Теперь в корабле был вакуум. Свет флуоресцентных панелей падал на замерзшие лужи жидкости на переборках, оставляя в углах могилъно-черные тени. Руварац оттолкнулся и устремился в кормовой отсек корабля, хватаясь за поручни. В центральном отсеке сквозь дыру в разорванной обшивке на него глянуло небо. Через пробоину в перегородке обломки попали и в кормовой отсек, к резервуару. Обломки летали повсюду. В космической тишине, заполнившей корабль, царил хаос. Руварац посмотрел на разбитый воздухообменник, и его замутило.
По направлению к нему двигалась облаченная в скафандр фигура.
— Назад! — заорал Руварац, не соблюдая субординации. Вилер жестами что-то испуганно показывал. Руварац сообразил, что его рация выключена. Он включил ее и сквозь стиснутые зубы произнес:
— Убирайтесь с моего проклятого пути. Вы убили нас, но я не позволю вам вмешиваться в мою работу.
— Но-но что… — Солнечный свет, проникавший в пробоину в борту, высвечивал искаженное ужасом лицо Вилера. — Что случилось?
Руварац зарычал, схватил его за плечи и вытолкал в спальный отсек.
— Пристегнитесь, — приказал он. — И сидите здесь, пока я за вами не пошлю. — Вилер отшатнулся от пилота, послышалось всхлипывание, Руварац что-то проворчал и вернулся в главный отсек.

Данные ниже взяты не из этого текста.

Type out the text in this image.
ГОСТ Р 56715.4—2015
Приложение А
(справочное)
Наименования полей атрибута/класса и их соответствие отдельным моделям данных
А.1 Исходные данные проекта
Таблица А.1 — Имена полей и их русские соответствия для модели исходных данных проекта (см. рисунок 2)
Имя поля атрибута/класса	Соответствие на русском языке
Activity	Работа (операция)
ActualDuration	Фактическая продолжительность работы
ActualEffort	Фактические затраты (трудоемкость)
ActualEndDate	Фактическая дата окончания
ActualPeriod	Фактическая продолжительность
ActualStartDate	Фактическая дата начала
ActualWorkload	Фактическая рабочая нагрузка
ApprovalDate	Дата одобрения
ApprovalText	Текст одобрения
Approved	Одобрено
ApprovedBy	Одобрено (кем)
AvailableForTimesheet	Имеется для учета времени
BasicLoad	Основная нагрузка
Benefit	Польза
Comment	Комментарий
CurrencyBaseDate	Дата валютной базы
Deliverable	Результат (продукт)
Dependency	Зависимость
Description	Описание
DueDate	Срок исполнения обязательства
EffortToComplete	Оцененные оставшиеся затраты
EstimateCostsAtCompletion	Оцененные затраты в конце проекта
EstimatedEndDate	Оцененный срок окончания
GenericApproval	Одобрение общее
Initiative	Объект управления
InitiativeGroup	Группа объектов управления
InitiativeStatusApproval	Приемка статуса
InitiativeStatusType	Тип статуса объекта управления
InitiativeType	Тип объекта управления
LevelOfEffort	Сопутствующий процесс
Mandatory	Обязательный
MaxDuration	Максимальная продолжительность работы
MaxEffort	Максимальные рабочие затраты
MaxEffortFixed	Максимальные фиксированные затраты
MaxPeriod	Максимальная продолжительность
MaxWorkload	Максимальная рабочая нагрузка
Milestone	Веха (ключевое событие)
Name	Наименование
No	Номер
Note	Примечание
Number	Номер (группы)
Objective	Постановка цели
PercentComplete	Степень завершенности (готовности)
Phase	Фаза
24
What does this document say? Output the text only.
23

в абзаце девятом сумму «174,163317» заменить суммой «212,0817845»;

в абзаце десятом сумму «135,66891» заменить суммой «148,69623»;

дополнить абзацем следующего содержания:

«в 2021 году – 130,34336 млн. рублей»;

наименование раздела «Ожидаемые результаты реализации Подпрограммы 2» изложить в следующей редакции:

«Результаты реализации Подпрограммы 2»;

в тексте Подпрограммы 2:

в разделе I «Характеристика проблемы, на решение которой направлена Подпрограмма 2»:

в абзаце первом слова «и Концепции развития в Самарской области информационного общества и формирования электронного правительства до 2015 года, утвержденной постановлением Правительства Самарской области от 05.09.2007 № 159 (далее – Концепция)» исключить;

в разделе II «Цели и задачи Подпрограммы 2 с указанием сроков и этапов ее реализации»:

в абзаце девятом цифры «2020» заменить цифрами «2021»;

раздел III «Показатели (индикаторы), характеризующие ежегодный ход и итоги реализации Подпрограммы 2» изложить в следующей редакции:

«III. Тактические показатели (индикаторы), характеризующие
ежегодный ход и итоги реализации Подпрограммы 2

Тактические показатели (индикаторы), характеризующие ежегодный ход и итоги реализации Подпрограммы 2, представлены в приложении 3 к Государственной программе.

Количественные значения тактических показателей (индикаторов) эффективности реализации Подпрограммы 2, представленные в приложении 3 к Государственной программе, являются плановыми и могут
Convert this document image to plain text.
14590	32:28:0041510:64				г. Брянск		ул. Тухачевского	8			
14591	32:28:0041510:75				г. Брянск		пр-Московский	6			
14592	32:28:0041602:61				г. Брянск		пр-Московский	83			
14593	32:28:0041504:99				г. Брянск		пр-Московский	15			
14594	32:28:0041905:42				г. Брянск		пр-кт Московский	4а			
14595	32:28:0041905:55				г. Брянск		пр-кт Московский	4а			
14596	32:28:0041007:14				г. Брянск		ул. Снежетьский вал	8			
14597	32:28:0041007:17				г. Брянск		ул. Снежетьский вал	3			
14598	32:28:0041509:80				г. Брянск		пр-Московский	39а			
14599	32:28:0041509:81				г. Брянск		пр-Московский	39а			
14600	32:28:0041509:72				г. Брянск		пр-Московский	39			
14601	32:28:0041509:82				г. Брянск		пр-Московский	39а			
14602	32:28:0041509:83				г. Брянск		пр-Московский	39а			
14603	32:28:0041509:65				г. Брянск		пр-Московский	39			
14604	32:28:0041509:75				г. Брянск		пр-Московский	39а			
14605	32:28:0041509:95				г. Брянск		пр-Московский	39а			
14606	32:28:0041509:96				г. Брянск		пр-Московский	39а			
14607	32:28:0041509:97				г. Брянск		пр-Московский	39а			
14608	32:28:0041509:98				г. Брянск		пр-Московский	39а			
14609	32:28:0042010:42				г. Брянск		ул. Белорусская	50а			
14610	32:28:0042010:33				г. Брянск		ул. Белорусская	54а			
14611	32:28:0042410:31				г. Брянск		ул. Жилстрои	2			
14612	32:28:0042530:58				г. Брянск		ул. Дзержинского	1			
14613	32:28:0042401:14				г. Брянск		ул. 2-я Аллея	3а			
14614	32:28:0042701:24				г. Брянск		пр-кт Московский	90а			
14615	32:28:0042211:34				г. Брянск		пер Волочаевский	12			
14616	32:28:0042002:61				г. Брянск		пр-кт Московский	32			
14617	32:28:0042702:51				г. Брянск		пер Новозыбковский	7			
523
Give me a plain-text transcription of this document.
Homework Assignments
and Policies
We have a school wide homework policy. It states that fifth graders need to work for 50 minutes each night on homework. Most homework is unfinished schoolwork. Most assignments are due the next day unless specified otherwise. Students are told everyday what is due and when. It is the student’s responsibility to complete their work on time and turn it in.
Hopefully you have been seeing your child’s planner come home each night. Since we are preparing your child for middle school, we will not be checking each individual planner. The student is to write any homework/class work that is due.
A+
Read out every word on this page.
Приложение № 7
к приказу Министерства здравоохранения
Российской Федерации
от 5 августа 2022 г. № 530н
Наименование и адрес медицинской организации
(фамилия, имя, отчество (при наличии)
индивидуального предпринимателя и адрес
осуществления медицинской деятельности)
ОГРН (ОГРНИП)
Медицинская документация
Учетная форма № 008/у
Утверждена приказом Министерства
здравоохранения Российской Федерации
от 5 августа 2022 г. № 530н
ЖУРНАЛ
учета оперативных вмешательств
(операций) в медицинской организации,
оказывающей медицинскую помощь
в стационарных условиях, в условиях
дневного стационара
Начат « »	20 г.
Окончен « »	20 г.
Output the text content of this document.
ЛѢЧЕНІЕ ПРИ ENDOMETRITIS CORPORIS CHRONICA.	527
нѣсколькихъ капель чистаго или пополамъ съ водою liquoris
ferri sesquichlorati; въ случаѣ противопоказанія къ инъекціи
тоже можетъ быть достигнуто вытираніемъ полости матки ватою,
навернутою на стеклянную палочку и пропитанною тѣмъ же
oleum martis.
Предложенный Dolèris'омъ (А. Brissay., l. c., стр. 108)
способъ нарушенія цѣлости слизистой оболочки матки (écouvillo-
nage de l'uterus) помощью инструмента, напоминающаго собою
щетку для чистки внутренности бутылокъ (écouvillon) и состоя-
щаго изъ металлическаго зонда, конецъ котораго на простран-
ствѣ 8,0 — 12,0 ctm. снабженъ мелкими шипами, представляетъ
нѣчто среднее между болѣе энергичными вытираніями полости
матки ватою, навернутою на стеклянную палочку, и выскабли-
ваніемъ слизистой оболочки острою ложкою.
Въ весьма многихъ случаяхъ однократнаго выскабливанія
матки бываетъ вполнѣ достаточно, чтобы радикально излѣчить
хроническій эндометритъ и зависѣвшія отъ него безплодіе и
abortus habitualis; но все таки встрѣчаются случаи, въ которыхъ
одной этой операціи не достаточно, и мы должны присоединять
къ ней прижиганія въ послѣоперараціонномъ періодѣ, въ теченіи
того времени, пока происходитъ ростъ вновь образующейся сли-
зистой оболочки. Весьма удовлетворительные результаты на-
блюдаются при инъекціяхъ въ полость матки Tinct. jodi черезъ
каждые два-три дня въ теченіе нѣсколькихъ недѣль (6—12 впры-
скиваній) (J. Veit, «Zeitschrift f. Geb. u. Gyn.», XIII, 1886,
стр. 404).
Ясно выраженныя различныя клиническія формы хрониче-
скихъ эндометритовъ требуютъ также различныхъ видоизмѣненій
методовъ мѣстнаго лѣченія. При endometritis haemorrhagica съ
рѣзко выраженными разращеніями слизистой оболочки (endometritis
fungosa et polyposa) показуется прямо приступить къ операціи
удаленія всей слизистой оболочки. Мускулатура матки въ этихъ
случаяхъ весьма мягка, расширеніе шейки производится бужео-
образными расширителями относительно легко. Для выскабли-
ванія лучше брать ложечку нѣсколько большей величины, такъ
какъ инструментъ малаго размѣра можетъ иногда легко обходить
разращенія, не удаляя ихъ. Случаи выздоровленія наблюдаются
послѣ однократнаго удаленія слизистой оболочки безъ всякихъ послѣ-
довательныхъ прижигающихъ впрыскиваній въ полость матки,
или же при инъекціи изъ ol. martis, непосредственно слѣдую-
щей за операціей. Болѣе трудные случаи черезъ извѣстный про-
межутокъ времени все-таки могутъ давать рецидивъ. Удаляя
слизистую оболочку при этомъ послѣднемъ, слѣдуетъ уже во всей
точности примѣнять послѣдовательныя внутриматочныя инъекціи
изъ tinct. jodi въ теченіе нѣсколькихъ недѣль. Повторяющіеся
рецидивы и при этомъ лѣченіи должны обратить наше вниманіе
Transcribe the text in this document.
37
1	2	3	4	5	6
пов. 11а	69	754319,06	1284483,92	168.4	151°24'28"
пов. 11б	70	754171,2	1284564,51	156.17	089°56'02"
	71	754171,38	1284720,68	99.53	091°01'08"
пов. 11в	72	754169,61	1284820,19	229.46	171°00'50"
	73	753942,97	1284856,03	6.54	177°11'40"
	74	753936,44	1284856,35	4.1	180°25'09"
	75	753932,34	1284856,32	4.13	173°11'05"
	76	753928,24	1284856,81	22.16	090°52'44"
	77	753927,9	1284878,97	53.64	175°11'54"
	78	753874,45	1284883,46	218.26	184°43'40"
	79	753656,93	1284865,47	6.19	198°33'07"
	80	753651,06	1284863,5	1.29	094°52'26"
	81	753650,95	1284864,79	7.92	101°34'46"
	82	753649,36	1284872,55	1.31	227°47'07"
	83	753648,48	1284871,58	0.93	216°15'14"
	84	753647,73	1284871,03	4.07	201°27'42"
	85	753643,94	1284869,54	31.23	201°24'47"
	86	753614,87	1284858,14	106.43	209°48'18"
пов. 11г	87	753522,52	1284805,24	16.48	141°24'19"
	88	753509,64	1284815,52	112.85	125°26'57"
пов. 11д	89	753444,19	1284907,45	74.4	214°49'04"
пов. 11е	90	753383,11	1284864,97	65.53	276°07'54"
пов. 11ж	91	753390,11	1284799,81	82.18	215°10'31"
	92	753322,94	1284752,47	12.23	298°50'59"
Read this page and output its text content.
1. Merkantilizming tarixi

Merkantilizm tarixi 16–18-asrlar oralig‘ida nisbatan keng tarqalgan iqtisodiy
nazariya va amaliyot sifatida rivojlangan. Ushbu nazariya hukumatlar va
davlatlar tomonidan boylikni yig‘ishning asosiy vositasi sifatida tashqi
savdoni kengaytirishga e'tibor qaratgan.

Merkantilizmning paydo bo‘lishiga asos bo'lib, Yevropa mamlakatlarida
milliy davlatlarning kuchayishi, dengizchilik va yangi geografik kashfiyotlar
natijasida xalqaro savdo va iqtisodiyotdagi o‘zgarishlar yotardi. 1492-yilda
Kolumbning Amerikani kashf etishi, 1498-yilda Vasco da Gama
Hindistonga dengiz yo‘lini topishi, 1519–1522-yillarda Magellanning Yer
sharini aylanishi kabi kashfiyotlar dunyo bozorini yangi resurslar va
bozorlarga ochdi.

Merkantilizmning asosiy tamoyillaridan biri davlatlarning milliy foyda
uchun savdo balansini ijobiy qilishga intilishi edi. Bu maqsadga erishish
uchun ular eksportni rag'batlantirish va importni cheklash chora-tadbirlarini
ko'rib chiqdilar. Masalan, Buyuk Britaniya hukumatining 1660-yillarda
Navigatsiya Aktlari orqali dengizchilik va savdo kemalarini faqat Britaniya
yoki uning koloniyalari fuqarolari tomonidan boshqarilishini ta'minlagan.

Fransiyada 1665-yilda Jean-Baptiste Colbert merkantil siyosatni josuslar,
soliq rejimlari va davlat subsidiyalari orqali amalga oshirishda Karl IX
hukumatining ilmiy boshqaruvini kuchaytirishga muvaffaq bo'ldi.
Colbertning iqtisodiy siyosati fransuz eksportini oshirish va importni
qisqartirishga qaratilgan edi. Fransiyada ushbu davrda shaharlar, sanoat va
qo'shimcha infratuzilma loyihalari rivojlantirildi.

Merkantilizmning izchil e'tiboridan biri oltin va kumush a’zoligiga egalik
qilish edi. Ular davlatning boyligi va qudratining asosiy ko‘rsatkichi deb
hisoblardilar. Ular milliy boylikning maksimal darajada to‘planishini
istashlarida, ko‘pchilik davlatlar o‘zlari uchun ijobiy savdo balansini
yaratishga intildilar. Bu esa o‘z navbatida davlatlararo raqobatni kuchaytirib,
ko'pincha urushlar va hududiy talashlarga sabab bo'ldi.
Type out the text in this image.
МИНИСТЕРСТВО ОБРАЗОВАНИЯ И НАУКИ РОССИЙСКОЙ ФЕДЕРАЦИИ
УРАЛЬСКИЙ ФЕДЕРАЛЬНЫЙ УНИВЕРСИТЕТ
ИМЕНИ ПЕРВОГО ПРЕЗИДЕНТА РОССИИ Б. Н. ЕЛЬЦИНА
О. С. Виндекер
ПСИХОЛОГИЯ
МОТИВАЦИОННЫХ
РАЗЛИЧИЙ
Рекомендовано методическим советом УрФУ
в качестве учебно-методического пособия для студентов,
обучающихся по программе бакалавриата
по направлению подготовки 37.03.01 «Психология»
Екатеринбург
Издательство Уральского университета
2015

Часа через два его гнев немного остыл. Он должен выловить все обломки, провести общее обследование, приварить запасные пластины обшивки и пустить, воздух из запасного накопителя. Это было нелегкой задачей для одного человека, даже заранее подготовленного и умеющего сохранять хладнокровие.
Он не торопился. Корабль двигался под действием сил, которые будут существовать до тех пор, пока все звезды галактики не сгорят дотла. Это было чудовищное, почти совершенно невероятное невезение, что корабль с чем-то столкнулся в таком глубоком космосе. Вероятность повторного столкновения была, образно выражаясь, астрономически малой. Поэтому он в конце концов вызвал Вилера. Необходимо было рассчитать, что же привело их к столкновению.
Прозвенели сигнальные звонки. Члены экипажа устремились к своим постам. Были отправлены сообщения кораблям, направляющимся в район Ахерона. «Шикари» реконструировал два поврежденных отсека и продолжил путь.
Корабль двигался осторожно. Он бороздил космос со скоростью 100 километров в секунду и больше всего напоминал огромную, уязвимую для любого воздействия руину. Его приближение к темной звезде, торможение и выход на орбиту выполнялись со всеми возможными предосторожностями.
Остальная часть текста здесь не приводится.